Cetera et paribus, em 2016, teremos eliminado a pobreza extrema e estabelecido um teto máximo de 4% para a população em situação de pobreza.
Mais tarde coube ao PNUD apresentar um estudo sobre concentração de renda. O Relatório Regional sobre Desenvolvimento Humano para a América Latina e o Caribe 2010. No estudo a América Latina aparece em destaque como a região que tem países com maior incidência de concentração de renda. O índice brasileiro nos colocou num duvidoso terceiro lugar entre os países com maior concentração de renda em todo o planeta. Ai fica evidente a limitação das políticas sociais assistencialistas ou de garantias mínimas. Se permitem a transferência das famílias de um ponto ao outro não vão mais longe que isso.
A alteração do perfil de concentração de renda só se dará por via do emprego qualificado – contra a ampla desqualificação de mão de obra nos segmentos mais pobres – e sustentável – contra a ampla persistência do subemperego nos segmentos mais pobres.
Todos sabemos o nome da solução: Políticas educacionais consistentes e de longo prazo. É preciso fazer escolhas entre investimentos cinematográficos tipo Trem Bala ou Copa do Mundo 2014 ou um sistema educacional capaz de romper uma história de concentração de renda com algumas centenas de anos.
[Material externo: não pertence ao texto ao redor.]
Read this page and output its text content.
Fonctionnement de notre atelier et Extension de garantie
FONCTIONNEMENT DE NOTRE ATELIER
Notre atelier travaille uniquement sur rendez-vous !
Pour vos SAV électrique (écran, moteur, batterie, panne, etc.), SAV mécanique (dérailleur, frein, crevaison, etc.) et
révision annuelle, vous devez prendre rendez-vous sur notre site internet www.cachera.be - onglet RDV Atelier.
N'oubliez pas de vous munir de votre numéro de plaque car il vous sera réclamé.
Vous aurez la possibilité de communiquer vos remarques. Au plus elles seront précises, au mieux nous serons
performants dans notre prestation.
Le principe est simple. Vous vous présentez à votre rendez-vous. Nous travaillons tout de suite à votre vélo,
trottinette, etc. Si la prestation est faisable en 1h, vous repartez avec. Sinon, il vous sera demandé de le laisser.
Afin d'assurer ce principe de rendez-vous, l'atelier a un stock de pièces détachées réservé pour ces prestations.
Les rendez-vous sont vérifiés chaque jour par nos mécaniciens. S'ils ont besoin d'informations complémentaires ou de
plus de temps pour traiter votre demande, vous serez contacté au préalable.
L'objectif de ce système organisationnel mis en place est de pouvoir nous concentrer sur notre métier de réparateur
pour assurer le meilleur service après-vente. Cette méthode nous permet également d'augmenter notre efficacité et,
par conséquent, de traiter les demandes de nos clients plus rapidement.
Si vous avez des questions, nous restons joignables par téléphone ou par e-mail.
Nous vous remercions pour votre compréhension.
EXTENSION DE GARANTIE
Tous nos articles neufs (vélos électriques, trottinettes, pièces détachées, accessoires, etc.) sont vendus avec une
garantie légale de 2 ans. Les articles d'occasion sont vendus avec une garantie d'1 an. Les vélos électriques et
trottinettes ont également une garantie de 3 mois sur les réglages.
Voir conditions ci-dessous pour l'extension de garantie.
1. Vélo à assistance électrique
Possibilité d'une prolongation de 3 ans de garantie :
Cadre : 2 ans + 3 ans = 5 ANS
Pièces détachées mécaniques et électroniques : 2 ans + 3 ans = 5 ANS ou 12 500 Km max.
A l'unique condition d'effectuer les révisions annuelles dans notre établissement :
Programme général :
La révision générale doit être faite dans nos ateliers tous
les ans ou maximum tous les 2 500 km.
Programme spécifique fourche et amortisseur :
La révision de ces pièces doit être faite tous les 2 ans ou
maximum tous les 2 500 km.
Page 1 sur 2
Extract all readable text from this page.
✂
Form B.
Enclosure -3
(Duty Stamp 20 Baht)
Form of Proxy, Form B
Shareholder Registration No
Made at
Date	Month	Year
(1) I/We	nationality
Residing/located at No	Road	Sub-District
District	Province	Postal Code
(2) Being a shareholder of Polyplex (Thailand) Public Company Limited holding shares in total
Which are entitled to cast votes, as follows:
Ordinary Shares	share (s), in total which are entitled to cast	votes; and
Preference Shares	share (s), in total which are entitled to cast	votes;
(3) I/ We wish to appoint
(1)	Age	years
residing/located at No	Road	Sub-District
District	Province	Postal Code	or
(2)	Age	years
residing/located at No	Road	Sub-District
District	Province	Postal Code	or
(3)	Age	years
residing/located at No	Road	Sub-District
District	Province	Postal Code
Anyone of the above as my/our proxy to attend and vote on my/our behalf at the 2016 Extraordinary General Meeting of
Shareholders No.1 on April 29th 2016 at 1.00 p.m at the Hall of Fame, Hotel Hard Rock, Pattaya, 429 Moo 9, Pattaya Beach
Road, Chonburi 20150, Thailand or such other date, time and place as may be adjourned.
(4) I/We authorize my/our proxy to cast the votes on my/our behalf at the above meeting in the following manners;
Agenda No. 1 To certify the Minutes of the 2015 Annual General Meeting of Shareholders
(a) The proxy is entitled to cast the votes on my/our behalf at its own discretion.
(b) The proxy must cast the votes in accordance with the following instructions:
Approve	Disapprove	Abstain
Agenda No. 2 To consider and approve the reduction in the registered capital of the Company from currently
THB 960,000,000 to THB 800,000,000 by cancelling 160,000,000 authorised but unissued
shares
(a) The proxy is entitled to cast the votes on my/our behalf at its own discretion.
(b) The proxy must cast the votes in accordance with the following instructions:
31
É a escolha entre o circo e o futuro.
Agora o PNUD, com base no mesmo “relatório” retorna o tema da concentração e demonstra o “arrasto” que a concentração de renda tem sobre os Indicadores de Desenvolvimento Humano.
Mais um argumento para reflexão e para a necessidade de uma mudança ainda mais radical nas políticas públicas sociais brasileiras.
Demetrio Carneiro
Com desigualdade, IDH-D do Brasil cai 19%, aponta nova metodologia do PNUD
Cálculo aplicado à América Latina reduz o Índice de Desenvolvimento Humano conforme as diferenças de rendimento, educação e saúde
Fonte: PrimaPagina
As condições de vida desiguais no Brasil corroem quase 1/5 do padrão de desenvolvimento do país, segundo um relatório divulgado nesta sexta-feira pelo PNUD. O estudo traz o cálculo do IDH-D (Índice de Desenvolvimento Humano ajustado à Desigualdade) que “penaliza” as diferenças de rendimentos, de escolaridade e de saúde. O IDH brasileiro cai 19% quando, em vez de levar em conta as médias nacionais como ocorre geralmente, considera essas disparidades. Ajustado de acordo com o mesmo método, o índice da América Latina e do Caribe tem queda semelhante (-19,1).
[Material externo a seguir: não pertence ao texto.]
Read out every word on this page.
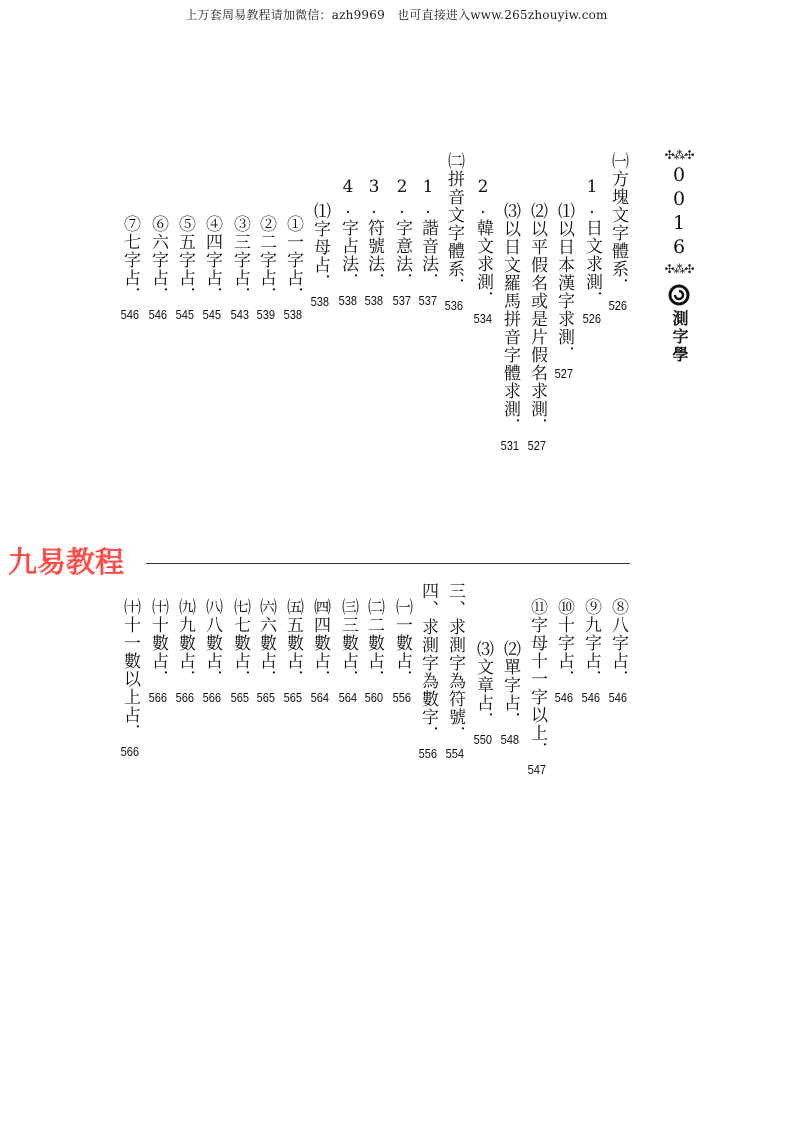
上万套周易教程请加微信：azh9969　也可直接进入www.265zhouyiw.com
✣⁂✣
0016
✣⁂✣
測字學
㈠方塊文字體系．
526
1.日文求測．
526
⑴以日本漢字求測．
527
⑵以平假名或是片假名求測．
527
⑶以日文羅馬拼音字體求測．
531
2.韓文求測．
534
㈡拼音文字體系．
536
1.諧音法．
537
2.字意法．
537
3.符號法．
538
4.字占法．
538
⑴字母占．
538
①一字占．
538
②二字占．
539
③三字占．
543
④四字占．
545
⑤五字占．
545
⑥六字占．
546
⑦七字占．
546
九易教程
⑧八字占．
546
⑨九字占．
546
⑩十字占．
546
⑪字母十一字以上．
547
⑵單字占．
548
⑶文章占．
550
三、求測字為符號．
554
四、求測字為數字．
556
㈠一數占．
556
㈡二數占．
560
㈢三數占．
564
㈣四數占．
564
㈤五數占．
565
㈥六數占．
565
㈦七數占．
565
㈧八數占．
566
㈨九數占．
566
㈩十數占．
566
㈩十一數以上占．
566
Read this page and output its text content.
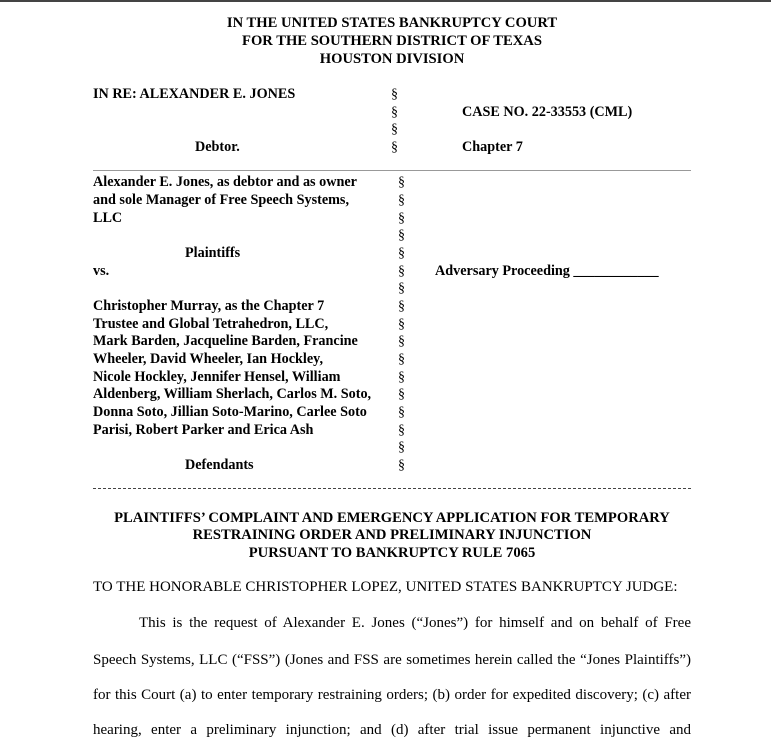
IN THE UNITED STATES BANKRUPTCY COURT
FOR THE SOUTHERN DISTRICT OF TEXAS
HOUSTON DIVISION
IN RE: ALEXANDER E. JONES
Debtor.
§
§
§
§
CASE NO. 22-33553 (CML)
Chapter 7
Alexander E. Jones, as debtor and as owner
and sole Manager of Free Speech Systems,
LLC
Plaintiffs
vs.	Adversary Proceeding ____________
Christopher Murray, as the Chapter 7
Trustee and Global Tetrahedron, LLC,
Mark Barden, Jacqueline Barden, Francine
Wheeler, David Wheeler, Ian Hockley,
Nicole Hockley, Jennifer Hensel, William
Aldenberg, William Sherlach, Carlos M. Soto,
Donna Soto, Jillian Soto-Marino, Carlee Soto
Parisi, Robert Parker and Erica Ash
Defendants
§
§
§
§
§
§
§
§
§
§
§
§
§
§
§
§
§
PLAINTIFFS’ COMPLAINT AND EMERGENCY APPLICATION FOR TEMPORARY
RESTRAINING ORDER AND PRELIMINARY INJUNCTION
PURSUANT TO BANKRUPTCY RULE 7065
TO THE HONORABLE CHRISTOPHER LOPEZ, UNITED STATES BANKRUPTCY JUDGE:
This is the request of Alexander E. Jones (“Jones”) for himself and on behalf of Free
Speech Systems, LLC (“FSS”) (Jones and FSS are sometimes herein called the “Jones Plaintiffs”)
for this Court (a) to enter temporary restraining orders; (b) order for expedited discovery; (c) after
hearing, enter a preliminary injunction; and (d) after trial issue permanent injunctive and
Os dados estão no Relatório Regional sobre Desenvolvimento Humano para a América Latina e o Caribe 2010, intitulado “Atuar sobre o futuro: romper a transmissão intergeracional da desigualdade”. A publicação constata que a desigualdade na região é alta, persistente e ocorre em um contexto de baixa mobilidade social.
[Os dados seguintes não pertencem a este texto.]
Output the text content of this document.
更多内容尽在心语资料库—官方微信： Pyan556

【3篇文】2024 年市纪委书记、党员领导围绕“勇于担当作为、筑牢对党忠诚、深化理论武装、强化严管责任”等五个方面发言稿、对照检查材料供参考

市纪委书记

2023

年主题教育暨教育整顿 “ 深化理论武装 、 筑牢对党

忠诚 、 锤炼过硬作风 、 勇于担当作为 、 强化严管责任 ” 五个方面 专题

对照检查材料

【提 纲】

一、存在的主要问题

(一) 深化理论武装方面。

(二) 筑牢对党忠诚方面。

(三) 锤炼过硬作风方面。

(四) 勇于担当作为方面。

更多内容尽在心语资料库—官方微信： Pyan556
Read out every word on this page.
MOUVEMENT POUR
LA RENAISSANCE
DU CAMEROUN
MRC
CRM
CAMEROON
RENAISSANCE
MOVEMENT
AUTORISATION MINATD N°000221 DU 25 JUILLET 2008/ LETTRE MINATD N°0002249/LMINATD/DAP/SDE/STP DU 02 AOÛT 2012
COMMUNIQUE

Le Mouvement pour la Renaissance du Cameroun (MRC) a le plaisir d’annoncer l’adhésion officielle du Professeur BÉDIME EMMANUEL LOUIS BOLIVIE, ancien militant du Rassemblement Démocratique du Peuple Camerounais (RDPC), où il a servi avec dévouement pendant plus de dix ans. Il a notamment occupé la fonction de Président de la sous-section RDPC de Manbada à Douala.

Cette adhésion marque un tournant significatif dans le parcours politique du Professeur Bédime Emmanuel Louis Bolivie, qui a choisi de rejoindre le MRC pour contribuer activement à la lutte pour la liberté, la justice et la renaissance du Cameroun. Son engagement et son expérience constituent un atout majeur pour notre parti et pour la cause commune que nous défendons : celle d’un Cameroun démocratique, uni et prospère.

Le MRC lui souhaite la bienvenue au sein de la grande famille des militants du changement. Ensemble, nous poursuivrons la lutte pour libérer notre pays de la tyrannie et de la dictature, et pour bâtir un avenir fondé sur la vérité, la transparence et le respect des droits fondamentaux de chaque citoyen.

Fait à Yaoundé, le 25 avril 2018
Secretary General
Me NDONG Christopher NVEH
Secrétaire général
O texto aborda o fosso entre vários grupos (homens e mulheres, zona rural e urbana, brancos e negros/índios) e sob vários aspectos, mas a medida mais sintética apresentada é o novo IDH. A metodologia que “pune” os locais mais desiguais já havia surgido em pesquisas do PNUD no México e na Argentina, mas é a primeira vez que é aplicada para uma região do globo.
O novo índice não pode ser comparado ao divulgado nos relatórios internacionais, pois usa indicadores diferentes (veja quadro ao lado). No estudo para a América Latina, o PNUD desenvolveu um IDH parecido com o original, levando em conta as médias de cada país, e depois o ajustou de acordo com a desigualdade, dando maior peso aos domicílios que estão na parte mais baixa da escala social. Os aspectos considerados foram os mesmos do IDH tradicional: renda, educação e saúde.
Num cenário em que se dá grande ênfase à disparidade, os países mais penalizados foram Nicarágua (em que o IDH-D é 47,3% menor que o IDH), Bolívia (-41,9%), Honduras (-38,4%) e Colômbia (-26,9%). Isso significa que, nessas nações, o “custo da desigualdade” é maior. Na outra ponta estão Uruguai (-3,9%), Argentina (-5,9%) e Chile (-6,5%). Os dados são de 2005 a 2008, de acordo com o país.
No Brasil, de acordo com cálculos baseados em números de 2008, o IDH "tradicional" é de 0,777, e o IDH-D, 0,629. No ranking dos dois índices o Brasil fica em oitavo na América Latina, embora a distância para o nono (República Dominicana) recue de 0,044 para 0,031 ponto.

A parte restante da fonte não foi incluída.